The reason so much money is being invested in the development of quantum computers is mathematical work that suggests a sufficiently big enough quantum computer will be able to solve useful problems in an hour that would take the worlds biggest classical computer thousands of years to solve.
Why do we humans even think we need to solve these extravagantly over-complicated formulas in the first place? Shit, we’re in a world today where kids are forgetting how to spell and do basic math on their own, no thanks to modern technology.
Don’t get me wrong, human curiosity is an amazing thing. But that’s a two edged sword, especially when we’re augmenting genuine human intelligence with the processing power of modern technology and algorithms.
Just because we can, doesn’t necessarily mean we should. We’re gonna end up with a new generation of kids growing up half dumb as a stump, expecting the computers to give us all the right answers.

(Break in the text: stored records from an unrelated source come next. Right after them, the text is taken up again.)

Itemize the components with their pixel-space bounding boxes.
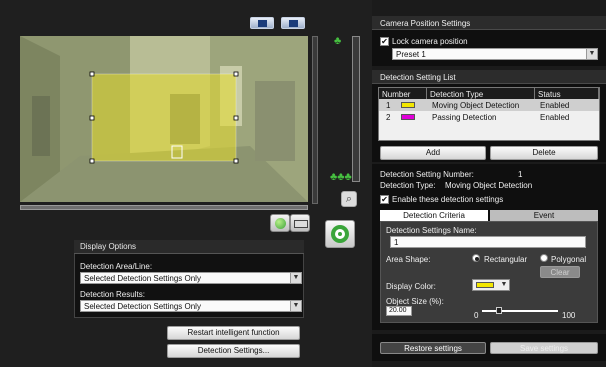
select-tool-button[interactable]	[250, 17, 274, 29]
chevron-down-icon: ▼	[500, 281, 508, 288]
size-min-label: 0	[474, 311, 479, 320]
camera-live-view[interactable]	[20, 36, 308, 202]
add-button[interactable]: Add	[380, 146, 486, 160]
object-size-label: Object Size (%):	[386, 297, 444, 306]
vertical-scrollbar[interactable]	[312, 36, 318, 204]
horizontal-scrollbar[interactable]	[20, 205, 308, 210]
chevron-down-icon: ▼	[290, 273, 301, 283]
setting-number-value: 1	[518, 170, 523, 179]
single-tree-icon: ♣	[334, 35, 342, 47]
display-color-picker[interactable]: ▼	[472, 279, 510, 291]
detection-table: Number Detection Type Status 1 Moving Ob…	[378, 87, 600, 141]
window-tool-icon	[289, 20, 298, 27]
save-settings-button[interactable]: Save settings	[490, 342, 598, 354]
area-line-label: Detection Area/Line:	[80, 262, 153, 271]
object-size-slider[interactable]	[482, 306, 558, 314]
green-status-dot-icon	[275, 218, 286, 229]
object-size-input[interactable]: 20.00	[386, 306, 412, 316]
size-max-label: 100	[562, 311, 576, 320]
col-status: Status	[535, 88, 599, 99]
zoom-slider[interactable]	[352, 36, 360, 182]
settings-name-label: Detection Settings Name:	[386, 226, 477, 235]
area-line-select[interactable]: Selected Detection Settings Only ▼	[80, 272, 302, 284]
slider-thumb[interactable]	[496, 307, 502, 314]
enable-detection-checkbox[interactable]: ✔	[380, 195, 389, 204]
multi-tree-icon: ♣♣♣	[330, 171, 352, 183]
magnify-icon[interactable]: ⌕	[341, 191, 357, 207]
camera-image	[20, 36, 308, 202]
polygonal-label: Polygonal	[551, 255, 587, 264]
playback-toggle[interactable]	[270, 214, 290, 232]
lock-camera-label: Lock camera position	[392, 37, 468, 46]
col-type: Detection Type	[427, 88, 535, 99]
detection-type-value: Moving Object Detection	[445, 181, 533, 190]
setting-number-label: Detection Setting Number:	[380, 170, 474, 179]
chevron-down-icon: ▼	[290, 301, 301, 311]
color-swatch	[401, 102, 415, 108]
rectangle-tool-icon	[294, 220, 308, 228]
detection-area-overlay	[92, 74, 236, 161]
table-row[interactable]: 1 Moving Object Detection Enabled	[379, 99, 599, 111]
delete-button[interactable]: Delete	[490, 146, 598, 160]
color-swatch	[476, 282, 494, 288]
window-tool-button[interactable]	[281, 17, 305, 29]
enable-detection-label: Enable these detection settings	[392, 195, 504, 204]
lock-camera-checkbox[interactable]: ✔	[380, 37, 389, 46]
center-view-button[interactable]	[325, 220, 355, 248]
settings-name-input[interactable]: 1	[390, 236, 586, 248]
clear-button[interactable]: Clear	[540, 266, 580, 278]
restart-intelligent-button[interactable]: Restart intelligent function	[167, 326, 300, 340]
area-shape-label: Area Shape:	[386, 255, 431, 264]
display-options-title: Display Options	[74, 240, 304, 254]
preset-select[interactable]: Preset 1 ▼	[392, 48, 598, 60]
chevron-down-icon: ▼	[586, 49, 597, 59]
detection-results-select[interactable]: Selected Detection Settings Only ▼	[80, 300, 302, 312]
polygonal-radio[interactable]	[540, 254, 548, 262]
tab-event[interactable]: Event	[490, 210, 598, 221]
col-number: Number	[379, 88, 427, 99]
pointer-icon	[258, 20, 267, 27]
restore-settings-button[interactable]: Restore settings	[380, 342, 486, 354]
color-swatch	[401, 114, 415, 120]
detection-type-label: Detection Type:	[380, 181, 436, 190]
rectangular-radio[interactable]	[472, 254, 480, 262]
rectangular-label: Rectangular	[484, 255, 528, 264]
display-color-label: Display Color:	[386, 282, 436, 291]
tab-detection-criteria[interactable]: Detection Criteria	[380, 210, 488, 221]
detection-settings-button[interactable]: Detection Settings...	[167, 344, 300, 358]
table-row[interactable]: 2 Passing Detection Enabled	[379, 111, 599, 123]
detection-results-label: Detection Results:	[80, 290, 145, 299]
camera-position-title: Camera Position Settings	[372, 16, 606, 30]
rectangle-tool-button[interactable]	[290, 214, 310, 232]
detection-list-title: Detection Setting List	[372, 70, 606, 84]
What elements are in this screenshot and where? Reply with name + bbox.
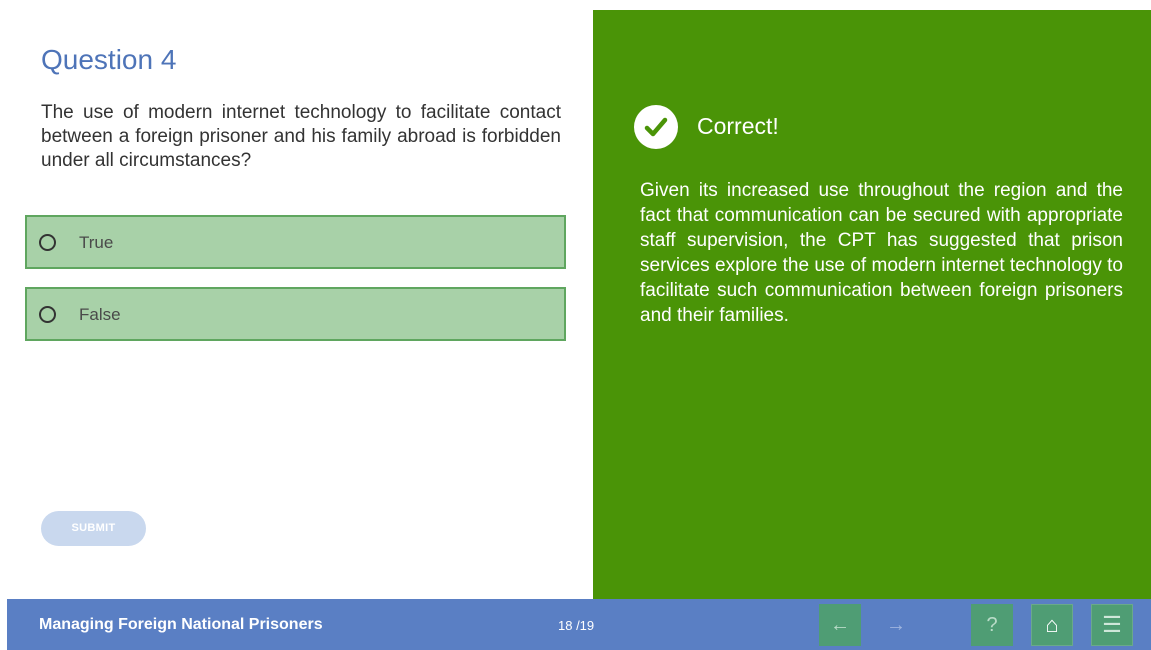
- menu-button[interactable]: ☰: [1091, 604, 1133, 646]
- option-label: False: [79, 305, 121, 324]
- radio-button[interactable]: [39, 234, 56, 251]
- arrow-left-icon: ←: [830, 613, 850, 636]
- check-circle-icon: [634, 105, 678, 149]
- question-title: Question 4: [41, 44, 177, 75]
- feedback-text: Given its increased use throughout the r…: [640, 180, 1123, 326]
- question-text: The use of modern internet technology to…: [41, 102, 561, 171]
- home-button[interactable]: ⌂: [1031, 604, 1073, 646]
- radio-button[interactable]: [39, 306, 56, 323]
- question-panel: Question 4 The use of modern internet te…: [7, 10, 593, 599]
- help-button[interactable]: ?: [971, 604, 1013, 646]
- question-icon: ?: [986, 613, 998, 636]
- prev-button[interactable]: ←: [819, 604, 861, 646]
- submit-button[interactable]: SUBMIT: [41, 511, 146, 546]
- slide-frame: Question 4 The use of modern internet te…: [7, 10, 1151, 650]
- feedback-panel: Correct! Given its increased use through…: [593, 10, 1151, 599]
- footer-bar: Managing Foreign National Prisoners 18 /…: [7, 599, 1151, 650]
- feedback-title: Correct!: [697, 113, 779, 139]
- option-false[interactable]: False: [25, 287, 566, 341]
- menu-icon: ☰: [1102, 612, 1122, 637]
- home-icon: ⌂: [1045, 612, 1059, 637]
- course-title: Managing Foreign National Prisoners: [39, 616, 323, 633]
- option-label: True: [79, 233, 114, 252]
- option-true[interactable]: True: [25, 215, 566, 269]
- next-button[interactable]: →: [875, 604, 917, 646]
- page-indicator: 18 /19: [558, 618, 595, 633]
- arrow-right-icon: →: [886, 613, 906, 636]
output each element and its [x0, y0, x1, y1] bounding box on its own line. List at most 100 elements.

Smart technology for dumb people…
Why do we humans even think we need to solve these extravagantly over-complicated formulas in the first place? Shit, we’re in a world today where kids are forgetting how to spell and do basic math on their own, no thanks to modern technology.
lol.
All of modern technology boils down to math. Curing diseases, building our buildings, roads, cars, even how we do farming these days is all heavily driven by science and math.
Sure, some of modern technology has made people lazy or had other negative impacts, but it’s not a serious argument to say continuing math and science research in general is worthless.
Specifically relating to quantum computing, the first real problems to be solved by quantum computers are likely to be chemistry simulations which can have impact in discovering new medicines or new industrial processes.